Mr Barker said: “That was completely changed by the consequent revelation of the hacking of members of the public and murder victims.
“That was something that shocked the whole nation and suddenly propelled itself into a completely new level of seriousness.
“Also shocking were the revelations about corruption and the Metropolitan Police.
“I think there has been a wake up call to the media and to politicians that this cosy relationship is not only unsustainable but totally wrong.”
He welcomed the announcement by Prime Minister David Cameron that inquiry would be held into phone hacking and connection with the police.
There is also to be a review of regulation of the press and Mr Barker described tighter control as “a difficult issue that in the past politicians of all parties have historically backed away from.”

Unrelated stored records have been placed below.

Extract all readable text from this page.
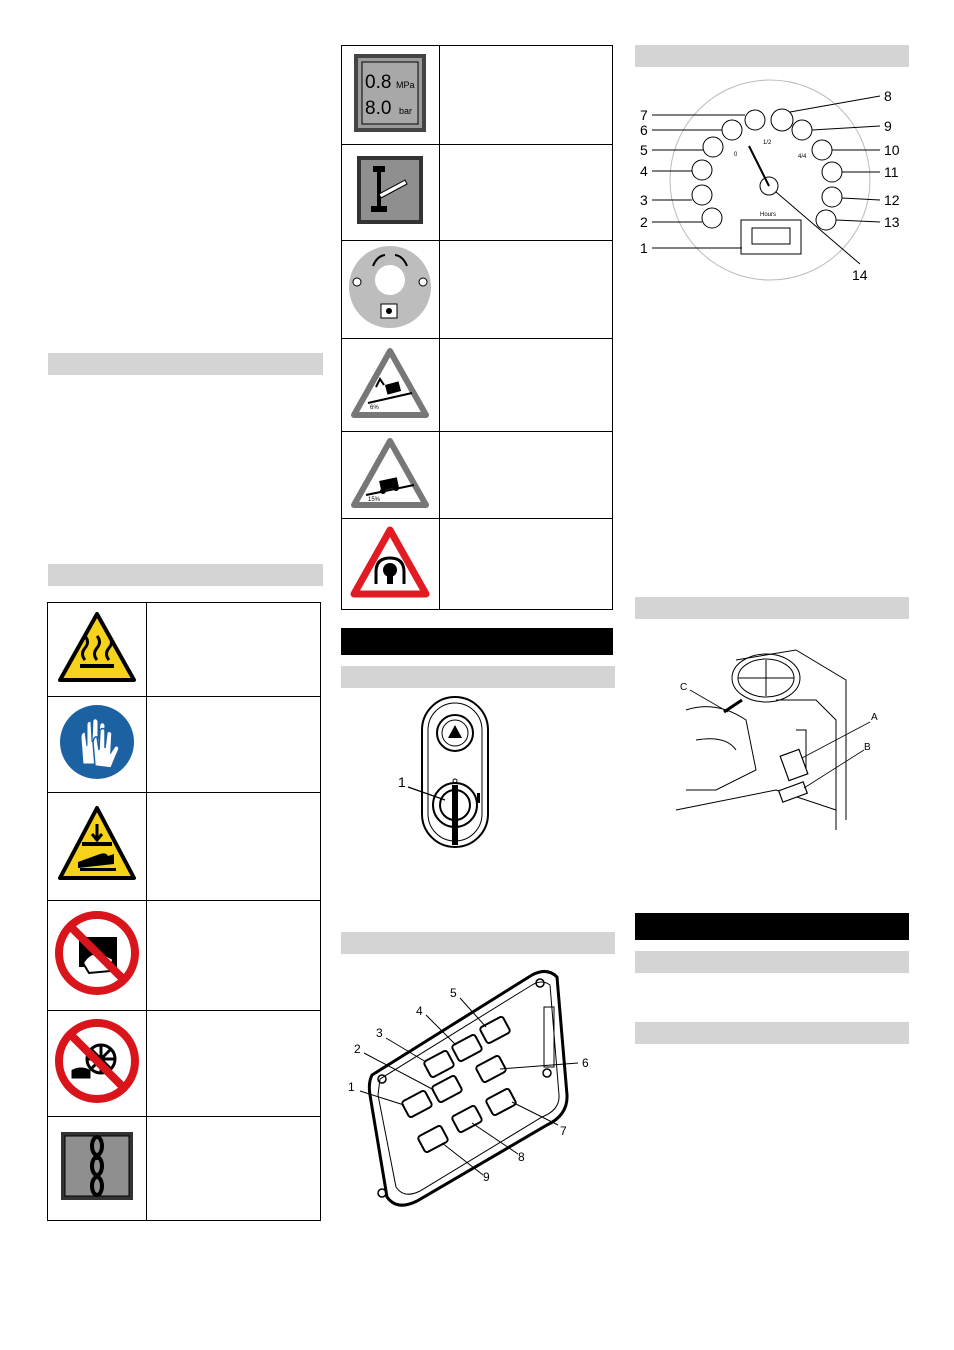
0.8 MPa
8.0 bar	

6%	

15%	

1
1
2
3
4
5
6
7
8
9
Hours
0
1/2
4/4
1
2
3
4
5
6
7
8
9
10
11
12
13
14
A
B
C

He said: “The free press is always going to crowd issues and be uncomfortable for politicians and that is how it should be.
“But it is clear that boundary had been crossed.
“It is not that we haven’t the law to deal with it. Phone hacking became illegal in 2001 – but they thought they were above the law.”
Mr Barker felt reaction to the scandal and possible consequence meant Britain was now “sailing into unchartered water” but hoped interest in it would not continue at such intensity.
He said: “I am concerned that this is a massive distraction from things that are really important to people like fixing the economy, protecting front line services, getting the deficit down.
“While we are obsessed with this hacking there is a crisis with the euro sinking.
“Now is the time to say let the inquiry do its work, and let’s move on.”